アメリアの運航中止基準は、風速15毎秒メートル(以下「毎秒」を省略する。)以上と定められていたが、水面上構造物側面投影面積が水面下船側投影面積の約2.5倍あって、漂泊中に正横からの風速10メートルの風を受けると1秒間に0.6メートルの速さで横移動するため、桟橋に向かって吹く強い南西風があるときの着桟操船において、風の圧流に対して厳重な注意が必要であった。
また、A受審人は、南西風が、平島の島影となる桟橋北端に達するまでは湾外の半分程度まで減衰し、桟橋付近に差し掛かると再び桟橋の南西側に拡延する入江から吹き抜けて強くなることをこれまでの経験から承知し、同人は、通常の桟橋への着桟操船として、船首が浮き桟橋の北端に並ぶころその距離を7メートルとして左舷機のみを使用して5ノットの速力で進行し、桟橋南側フェンダーと船首が並ぶころその距離を約2メートルとし、3ノットの速力から右舷機を半速力後進にかけて船体を桟橋と平行として行きあしを止め、前後位置を調整しながら係留索により桟橋に引き寄せることにしていた。

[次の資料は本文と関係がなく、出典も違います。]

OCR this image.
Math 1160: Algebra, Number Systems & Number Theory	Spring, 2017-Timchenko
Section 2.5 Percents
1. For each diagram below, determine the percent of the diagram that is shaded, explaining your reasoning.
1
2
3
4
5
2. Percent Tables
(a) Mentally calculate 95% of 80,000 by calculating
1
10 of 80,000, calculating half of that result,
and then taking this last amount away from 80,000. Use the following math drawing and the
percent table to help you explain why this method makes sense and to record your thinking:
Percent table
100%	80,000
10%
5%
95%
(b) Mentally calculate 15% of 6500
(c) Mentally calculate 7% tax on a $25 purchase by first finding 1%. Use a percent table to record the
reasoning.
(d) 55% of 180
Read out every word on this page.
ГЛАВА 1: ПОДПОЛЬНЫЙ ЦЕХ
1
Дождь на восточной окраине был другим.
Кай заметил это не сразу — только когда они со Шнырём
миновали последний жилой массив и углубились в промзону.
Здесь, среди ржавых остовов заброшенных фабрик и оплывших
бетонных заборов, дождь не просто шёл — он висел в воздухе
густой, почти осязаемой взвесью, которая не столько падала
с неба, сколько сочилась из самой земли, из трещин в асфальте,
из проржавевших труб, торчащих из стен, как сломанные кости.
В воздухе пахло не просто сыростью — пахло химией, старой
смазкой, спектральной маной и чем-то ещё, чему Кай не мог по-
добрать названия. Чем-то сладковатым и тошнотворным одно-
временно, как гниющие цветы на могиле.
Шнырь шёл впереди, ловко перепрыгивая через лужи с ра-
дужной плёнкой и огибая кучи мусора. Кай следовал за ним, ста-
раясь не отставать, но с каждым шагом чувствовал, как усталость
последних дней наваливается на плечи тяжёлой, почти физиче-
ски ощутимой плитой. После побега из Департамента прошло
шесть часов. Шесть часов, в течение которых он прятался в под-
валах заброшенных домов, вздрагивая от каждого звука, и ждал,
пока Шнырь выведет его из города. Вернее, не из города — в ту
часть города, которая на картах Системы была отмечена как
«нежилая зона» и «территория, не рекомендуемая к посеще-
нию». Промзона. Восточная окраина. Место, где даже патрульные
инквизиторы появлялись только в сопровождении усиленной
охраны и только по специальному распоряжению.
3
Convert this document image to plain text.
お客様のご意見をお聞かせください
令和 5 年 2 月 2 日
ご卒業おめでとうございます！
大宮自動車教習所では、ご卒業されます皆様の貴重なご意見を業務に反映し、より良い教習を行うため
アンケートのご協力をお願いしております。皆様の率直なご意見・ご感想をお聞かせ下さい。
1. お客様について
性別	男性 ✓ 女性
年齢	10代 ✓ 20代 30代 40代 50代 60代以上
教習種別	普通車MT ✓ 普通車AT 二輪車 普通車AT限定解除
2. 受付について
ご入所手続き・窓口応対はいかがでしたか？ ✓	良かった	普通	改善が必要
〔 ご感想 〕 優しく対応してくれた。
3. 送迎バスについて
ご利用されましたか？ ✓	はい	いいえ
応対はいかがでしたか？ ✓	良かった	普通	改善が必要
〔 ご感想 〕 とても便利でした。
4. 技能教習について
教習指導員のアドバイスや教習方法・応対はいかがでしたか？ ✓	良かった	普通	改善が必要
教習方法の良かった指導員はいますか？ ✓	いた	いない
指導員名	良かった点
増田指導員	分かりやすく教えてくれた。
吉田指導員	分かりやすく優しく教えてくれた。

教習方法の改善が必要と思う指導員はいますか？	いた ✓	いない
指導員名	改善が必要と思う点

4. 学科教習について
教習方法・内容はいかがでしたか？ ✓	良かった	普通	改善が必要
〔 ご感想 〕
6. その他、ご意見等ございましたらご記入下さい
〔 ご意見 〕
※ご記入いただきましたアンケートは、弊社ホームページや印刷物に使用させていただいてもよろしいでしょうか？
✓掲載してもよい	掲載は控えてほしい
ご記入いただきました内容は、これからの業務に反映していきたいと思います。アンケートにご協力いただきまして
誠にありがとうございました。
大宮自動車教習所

16時10分A受審人は、目的地の着桟位置から250メートル手前の大串湾南部三島島頂の三角点から107度(真方位、以下同じ。)820メートルの地点に達し、針路を桟橋南側フェンダーに向く144度の針路に定め、機関を6ノットの微速力前進から中立とし、乗組員を船首と船尾に配置し、操舵場所を桟橋側左舷ウィングに移動して遠隔による手動操舵により惰力で進行した。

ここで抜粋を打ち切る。